If you are called Ma'am in a southern accent - trust me, no age is implied (beyond "you are clearly not under 15"). One of my friends is 25 - and he says ma'am to girls his age. No doubt you just confused the heck out of that guy, lol.

(And PG is right - 50 is the new middle. And I intend to push it back some more when I get there...)

3:54 PM  
Blogger Pedestrian Rage said...

It's true; "ma'am" is ubiquitous in the South for "you are a woman over 20 I don't know, and I would like your attention." My dad tried to make me call him "sir," but I refused. It's charming in "To Kill a Mockingbird," but not when your father doesn't deserve the respect it implies.

When I was in high school, the drama kids took a trip to New York, and one of my friends said he had seen 2 guys kissing on the street (in 1986). He was grossed out, but I was *so* excited.

4:09 PM  
Blogger Stuntmother said...

Yeah, well, they're not IN the south anymore! Huh!

I'm with EW on this. Don't call me ma'am. Call me, your ladyship. Or madame, mayhap. Or perhaps, Radiant Light of Womanhood. Or even miss. I'll take miss, particularly if it's pronounced muz. Or perhaps Fair Traveller. As in, Excuse me, fair traveller on this fine New York morn, how can we best arrive at the top of the park?

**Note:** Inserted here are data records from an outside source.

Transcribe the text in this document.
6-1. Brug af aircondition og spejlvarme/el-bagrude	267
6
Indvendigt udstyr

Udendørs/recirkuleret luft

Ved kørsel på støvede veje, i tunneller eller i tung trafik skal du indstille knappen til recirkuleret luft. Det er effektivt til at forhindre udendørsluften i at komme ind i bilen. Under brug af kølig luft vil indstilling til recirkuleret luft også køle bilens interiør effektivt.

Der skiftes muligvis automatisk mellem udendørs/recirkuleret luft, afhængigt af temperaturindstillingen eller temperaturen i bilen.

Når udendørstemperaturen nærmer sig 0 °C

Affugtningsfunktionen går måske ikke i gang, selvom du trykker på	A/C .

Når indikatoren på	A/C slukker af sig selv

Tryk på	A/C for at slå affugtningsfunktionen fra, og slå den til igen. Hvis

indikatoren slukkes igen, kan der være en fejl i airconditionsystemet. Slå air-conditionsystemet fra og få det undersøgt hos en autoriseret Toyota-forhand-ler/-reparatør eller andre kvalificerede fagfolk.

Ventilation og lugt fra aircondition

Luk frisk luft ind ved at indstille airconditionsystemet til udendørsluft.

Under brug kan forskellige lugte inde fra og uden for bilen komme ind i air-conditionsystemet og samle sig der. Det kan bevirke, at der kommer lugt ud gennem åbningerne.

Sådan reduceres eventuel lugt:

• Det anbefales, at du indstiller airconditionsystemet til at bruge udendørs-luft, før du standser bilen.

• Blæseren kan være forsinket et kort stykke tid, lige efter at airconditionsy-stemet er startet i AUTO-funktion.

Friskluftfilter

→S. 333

But southern point taken, I guess. Reluctantly.

11:04 AM  
Blogger Bad Alice said...

Ah yes. I came back to the South after a long hiatus and was stunned that people still used ma'am and sir. I can't quite manage it, but it solves the problem of formal address. Think of it as the Southern "vous," a form of formal address for people you don't know well, to avoid offending them by unearned familiarity (the territory of car salesmen).

They could go with "not in the South anymore" although I haven't seen many Northerners adopt Southern manners when they arrive here--now that would be something to see. :)

9:00 AM  
Blogger Luna said...

My husband is from the South and he calls all the girls Darlin'. I still cringe and wait for him to get slapped whenever he does this.